Many state-level statutory insurance schemes exist in the shadow of the federal Employee Retirement Income Security Act of 1974 (ERISA). These state statutes, including the New Jersey collateral source statute, can be preempted by this federal law. 29 U.S.C. §1132(a)(3) provides that “appropriate equitable relief” may be given to enforce an ERISA plan’s language. Hence, the plan’s language is given force of ERISA law and will preempt state law to the same extent that ERISA itself preempts state law.
ERISA’s statutory scheme must be read carefully. The United States Supreme court in Metropolitan Life Ins. Co. v. Massachusetts, 471 U.S. 724, 739-740 (1985) observed:
The two pre-emption sections, while clear enough on their faces, perhaps are not a model of legislative drafting, for while the general pre-emption clause broadly pre-empts state law, the saving clause appears broadly to preserve the States' lawmaking power over much of the same regulation. While Congress occasionally decides to return to the States what it has previously taken away, it does not normally do both at the same time.
In order to understand how ERISA preemption works, we first look to 29 U.S.C. 1144(a), which is ERISA’s “preemption clause.” It reads in part:
Except as provided in subsection (b) of this section, the provisions of this subchapter and subchapter III of this chapter shall supercede any and all State laws insofar as they may now or hereafter relate to any employee benefit plan....
Up to this point, ERISA would preempt any state law that would effect an ERSIA plan's subrogation clause. The effect of 1144(a) is almost entirely eliminated by 1144(b)(2)(a), which is commonly referred to as the “savings clause.” The pertinent provision of this clause reads:
Except as provided in subparagraph (B), nothing in this subchapter shall be construed to exempt or relieve any person from any law of any State which regulates insurance, banking, or securities.
According to this clause, any state law which regulates the insurance industry is not preempted by ERISA. Thus far, the preemption clause of ERISA 1144(a) opened the door widely for ERISA subrogation, while the savings clause of 1144(b)(2)(A) slammed that door shut. A final relevant clause, the “deemer clause,” §1144(b)(2)(B) provides some daylight for subrogation in self-funded ERISA plans:
Neither an employee benefit plan ... nor any trust established under such a plan, shall be deemed to be an insurance company ... or to be engaged in the business of insurance ... for purposes of any law of any State purporting to regulate insurance companies [and] insurance contracts ...

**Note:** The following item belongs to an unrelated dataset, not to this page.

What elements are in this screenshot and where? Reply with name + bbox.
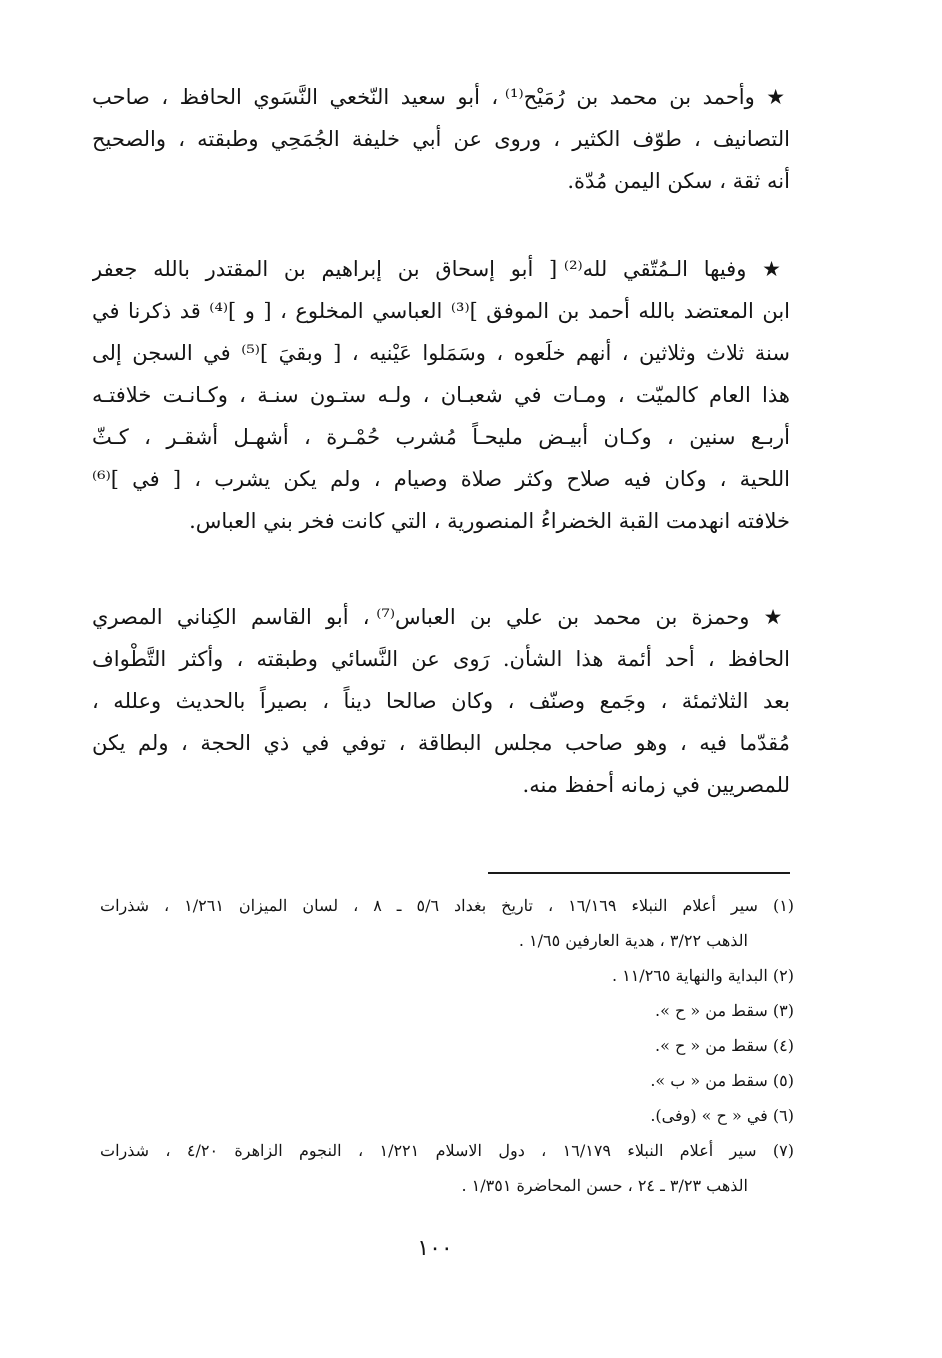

This clause basically means that self-funded ERISA plans are not subject to state laws regulating insurance. F.C. Corp. v. Holiday, 498 U.S. 52, 64-65 (1990).
The bottom line on preemption: ERISA subrogation rights will preempt any state law that prevents subrogation, unless it is a law regulating insurance. A law regulating insurance will not be preempted for full-funded ERISA plans (AKA an "insured plan"), but will be preempted for self-funded ERISA plans.